There have only been three uses of the phrases “American aggression” or “US aggression” in the New York Times over the past year. All came in the mouths of Chinese officials, and in stories focusing on supposedly aggressive Chinese actions. For example, at the end of a long article warning about how China is “pressing its territorial claims aggressively” from the Himalayas to the South China Sea, in paragraph 28 the Times (6/26/20) noted that Beijing’s priority is “confronting what it considers American aggression in China’s neighborhood.” Meanwhile, two articles (10/5/20, 10/23/20) mention that Chinese disinformation calls the Korean War the “war to resist American aggression and aid Korea”. But these were written off as “visceral” and “pugnacious” “propaganda” by the Times.

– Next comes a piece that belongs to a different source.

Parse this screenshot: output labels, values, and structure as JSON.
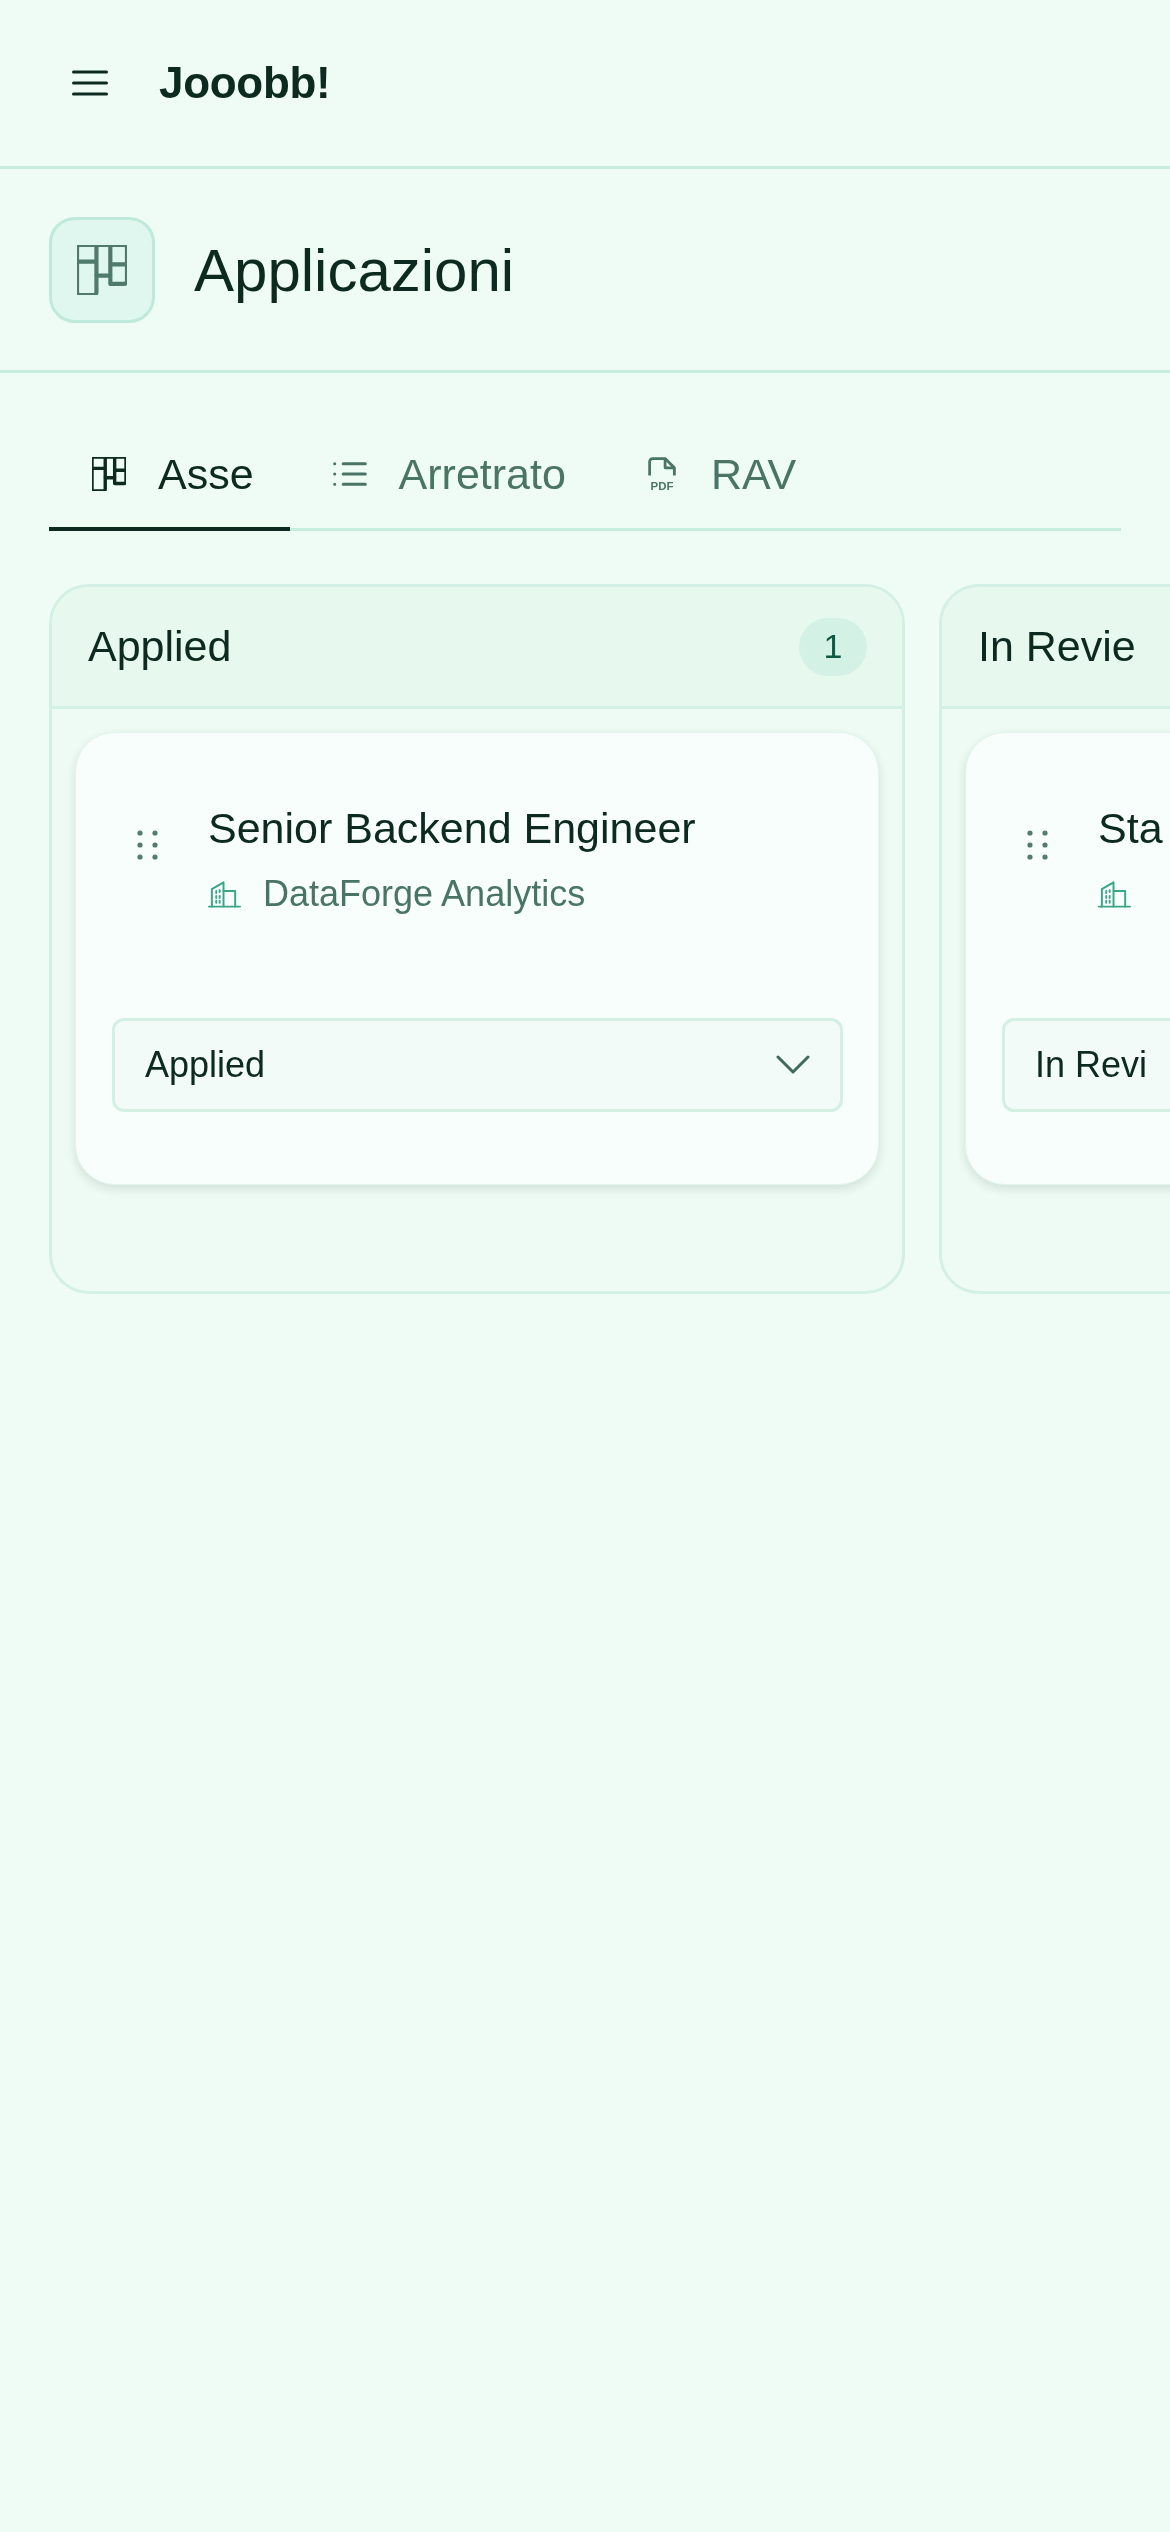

Likewise, when the phrase “American aggression” appears at all in other leading publications, it is largely only in scare quotes or in the mouths of groups long demonized in corporate media, such as the Houthi rebels in Yemen (Washington Post, 2/5/21), the Syrian government of Bashar al-Assad (Associated Press, 2/26/21) or Saddam Hussein’s generals (CNN, 3/3/03).

The concept of US belligerence is simply not being discussed seriously in the corporate press, leading to the conclusion that the word “aggression” in newspeak means little more than “actions we don’t like carried out by enemy states.”